Which of the following must be kept secret for a public key infrastructure to remain secure?

A. Certificate Authority

B. Certificate revocation list

C. Public key ring

D. Private key

Answer: D

Explanation:

The private key, which is also called the secret key, must be kept secret.

Question No: 16

Ann, a security administrator at a call center, has been experiencing problems with users intentionally installing unapproved and occasionally malicious software on their computers. Due to the nature of their jobs, Ann cannot change their permissions. Which of the following would BEST alleviate her concerns?

A. Deploy a HIDS suite on the users' computers to prevent application installation.

B. Maintain the baseline posture at the highest OS patch level.

C. Enable the pop-up blockers on the users' browsers to prevent malware.

D. Create an approved application list and block anything not on it.

Answer: D

Explanation:

You can use Software Restriction Policy or its successor AppLocker to prevent unauthorized applications from running or being installed on computers.

Software Restriction Policies (SRP) is Group Policy-based feature that identifies software programs running on computers in a domain, and controls the ability of those programs to run. Software restriction policies are part of the Microsoft security and management strategy to assist enterprises in increasing the reliability, integrity, and manageability of their computers.
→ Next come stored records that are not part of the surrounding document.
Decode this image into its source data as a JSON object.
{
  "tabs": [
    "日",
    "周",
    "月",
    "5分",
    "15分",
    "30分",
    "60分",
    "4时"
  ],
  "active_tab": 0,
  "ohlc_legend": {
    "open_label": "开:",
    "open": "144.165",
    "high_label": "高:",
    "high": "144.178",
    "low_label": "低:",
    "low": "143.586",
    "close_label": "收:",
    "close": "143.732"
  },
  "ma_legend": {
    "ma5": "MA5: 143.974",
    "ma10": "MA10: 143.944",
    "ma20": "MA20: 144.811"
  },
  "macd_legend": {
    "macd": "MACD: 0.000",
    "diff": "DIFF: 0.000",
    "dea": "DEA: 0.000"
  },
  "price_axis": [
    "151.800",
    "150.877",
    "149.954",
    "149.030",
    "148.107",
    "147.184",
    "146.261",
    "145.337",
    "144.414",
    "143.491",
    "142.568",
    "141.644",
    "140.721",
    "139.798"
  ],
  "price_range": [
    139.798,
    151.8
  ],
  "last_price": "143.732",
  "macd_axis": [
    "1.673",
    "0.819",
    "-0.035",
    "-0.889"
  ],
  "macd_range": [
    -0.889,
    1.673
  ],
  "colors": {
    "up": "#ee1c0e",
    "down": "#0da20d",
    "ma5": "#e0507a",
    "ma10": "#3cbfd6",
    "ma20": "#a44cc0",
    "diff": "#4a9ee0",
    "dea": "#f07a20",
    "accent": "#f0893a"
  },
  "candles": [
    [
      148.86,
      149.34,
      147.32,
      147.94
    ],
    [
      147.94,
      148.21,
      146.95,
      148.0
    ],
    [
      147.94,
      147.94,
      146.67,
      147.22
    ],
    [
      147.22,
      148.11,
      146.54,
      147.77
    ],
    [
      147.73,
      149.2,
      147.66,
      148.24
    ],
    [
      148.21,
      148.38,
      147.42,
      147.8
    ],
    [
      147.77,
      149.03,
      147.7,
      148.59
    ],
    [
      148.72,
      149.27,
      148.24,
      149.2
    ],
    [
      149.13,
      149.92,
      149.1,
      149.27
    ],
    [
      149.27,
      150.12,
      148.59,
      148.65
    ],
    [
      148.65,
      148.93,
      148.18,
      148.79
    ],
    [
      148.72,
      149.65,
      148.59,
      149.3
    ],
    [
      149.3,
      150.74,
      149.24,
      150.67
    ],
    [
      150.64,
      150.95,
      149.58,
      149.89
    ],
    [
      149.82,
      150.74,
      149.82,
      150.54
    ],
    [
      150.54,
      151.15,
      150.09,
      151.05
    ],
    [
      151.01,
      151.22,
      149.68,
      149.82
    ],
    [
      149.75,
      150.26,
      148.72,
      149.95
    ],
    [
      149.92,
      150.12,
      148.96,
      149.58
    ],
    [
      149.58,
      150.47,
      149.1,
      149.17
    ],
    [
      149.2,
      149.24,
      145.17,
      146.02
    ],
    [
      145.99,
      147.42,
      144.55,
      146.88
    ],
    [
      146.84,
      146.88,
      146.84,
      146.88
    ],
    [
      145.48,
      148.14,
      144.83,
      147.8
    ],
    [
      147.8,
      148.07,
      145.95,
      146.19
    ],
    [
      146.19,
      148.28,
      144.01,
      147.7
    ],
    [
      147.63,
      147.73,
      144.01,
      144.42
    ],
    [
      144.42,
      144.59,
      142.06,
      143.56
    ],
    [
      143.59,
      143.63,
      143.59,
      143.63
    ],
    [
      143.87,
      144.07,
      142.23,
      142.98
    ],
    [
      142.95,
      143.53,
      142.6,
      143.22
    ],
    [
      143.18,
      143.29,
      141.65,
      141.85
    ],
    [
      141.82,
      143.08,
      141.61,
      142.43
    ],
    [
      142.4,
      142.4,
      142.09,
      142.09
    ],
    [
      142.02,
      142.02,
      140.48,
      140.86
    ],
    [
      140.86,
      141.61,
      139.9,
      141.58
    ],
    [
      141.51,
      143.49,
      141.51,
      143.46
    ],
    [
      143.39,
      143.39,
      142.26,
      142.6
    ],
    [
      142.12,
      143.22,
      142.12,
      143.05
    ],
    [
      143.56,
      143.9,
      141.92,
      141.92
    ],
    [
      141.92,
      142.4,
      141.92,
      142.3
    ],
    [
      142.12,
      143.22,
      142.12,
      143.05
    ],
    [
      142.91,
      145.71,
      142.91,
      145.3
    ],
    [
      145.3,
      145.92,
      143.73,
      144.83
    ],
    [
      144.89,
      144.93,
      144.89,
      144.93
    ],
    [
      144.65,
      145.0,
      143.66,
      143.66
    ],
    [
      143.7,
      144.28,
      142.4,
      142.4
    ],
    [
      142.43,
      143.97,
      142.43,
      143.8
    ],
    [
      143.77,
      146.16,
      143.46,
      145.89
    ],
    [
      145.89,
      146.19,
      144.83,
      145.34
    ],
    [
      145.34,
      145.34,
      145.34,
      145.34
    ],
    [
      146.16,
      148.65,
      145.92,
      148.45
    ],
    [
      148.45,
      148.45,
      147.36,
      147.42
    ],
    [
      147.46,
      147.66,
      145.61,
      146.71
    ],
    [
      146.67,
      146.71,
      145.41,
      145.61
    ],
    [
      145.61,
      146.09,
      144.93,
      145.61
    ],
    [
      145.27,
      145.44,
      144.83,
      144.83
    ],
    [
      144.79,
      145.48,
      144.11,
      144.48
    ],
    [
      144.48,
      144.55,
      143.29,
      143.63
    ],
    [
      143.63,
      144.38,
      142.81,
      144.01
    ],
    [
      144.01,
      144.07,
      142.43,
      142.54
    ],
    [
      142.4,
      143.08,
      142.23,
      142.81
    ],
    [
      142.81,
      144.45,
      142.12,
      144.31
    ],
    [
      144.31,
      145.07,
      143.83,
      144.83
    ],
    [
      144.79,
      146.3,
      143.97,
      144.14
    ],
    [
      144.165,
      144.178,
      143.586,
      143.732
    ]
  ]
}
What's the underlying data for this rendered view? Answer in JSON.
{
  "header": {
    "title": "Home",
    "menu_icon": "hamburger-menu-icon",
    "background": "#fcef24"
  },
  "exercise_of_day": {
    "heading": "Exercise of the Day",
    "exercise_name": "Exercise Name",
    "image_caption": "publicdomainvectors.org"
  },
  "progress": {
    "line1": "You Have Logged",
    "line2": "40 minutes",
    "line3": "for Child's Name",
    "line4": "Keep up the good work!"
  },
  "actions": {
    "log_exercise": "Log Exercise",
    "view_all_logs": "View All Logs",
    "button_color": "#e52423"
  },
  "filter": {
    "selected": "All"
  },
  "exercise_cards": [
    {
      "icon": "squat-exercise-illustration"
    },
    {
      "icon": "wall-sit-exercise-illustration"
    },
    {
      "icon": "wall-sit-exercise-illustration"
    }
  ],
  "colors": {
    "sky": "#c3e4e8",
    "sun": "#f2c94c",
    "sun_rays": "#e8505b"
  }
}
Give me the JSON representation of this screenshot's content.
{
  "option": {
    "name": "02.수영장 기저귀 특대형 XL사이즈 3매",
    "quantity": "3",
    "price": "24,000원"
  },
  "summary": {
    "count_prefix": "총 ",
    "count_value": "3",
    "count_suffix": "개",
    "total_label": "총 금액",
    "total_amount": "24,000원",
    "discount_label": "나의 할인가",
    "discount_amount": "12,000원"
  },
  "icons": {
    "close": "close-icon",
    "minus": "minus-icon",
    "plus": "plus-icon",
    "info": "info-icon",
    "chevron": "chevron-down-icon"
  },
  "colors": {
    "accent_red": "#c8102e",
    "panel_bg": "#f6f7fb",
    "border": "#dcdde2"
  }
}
You can use AppLocker as part of your overall security strategy for the following scenarios: Help prevent malicious software (malware) and unsupported applications from affecting computers in your environment.

Prevent users from installing and using unauthorized applications.

Implement application control policy to satisfy portions of your security policy or compliance requirements in your organization.

Question No: 17

RC4 is a strong encryption protocol that is generally used with which of the following?

A. WPA2 CCMP

B. PEAP

C. WEP

D. EAP-TLS

Answer: C

Explanation:

Rivest Cipher 4 (RC4) is a 128-bit stream cipher used WEP and WPA encryption.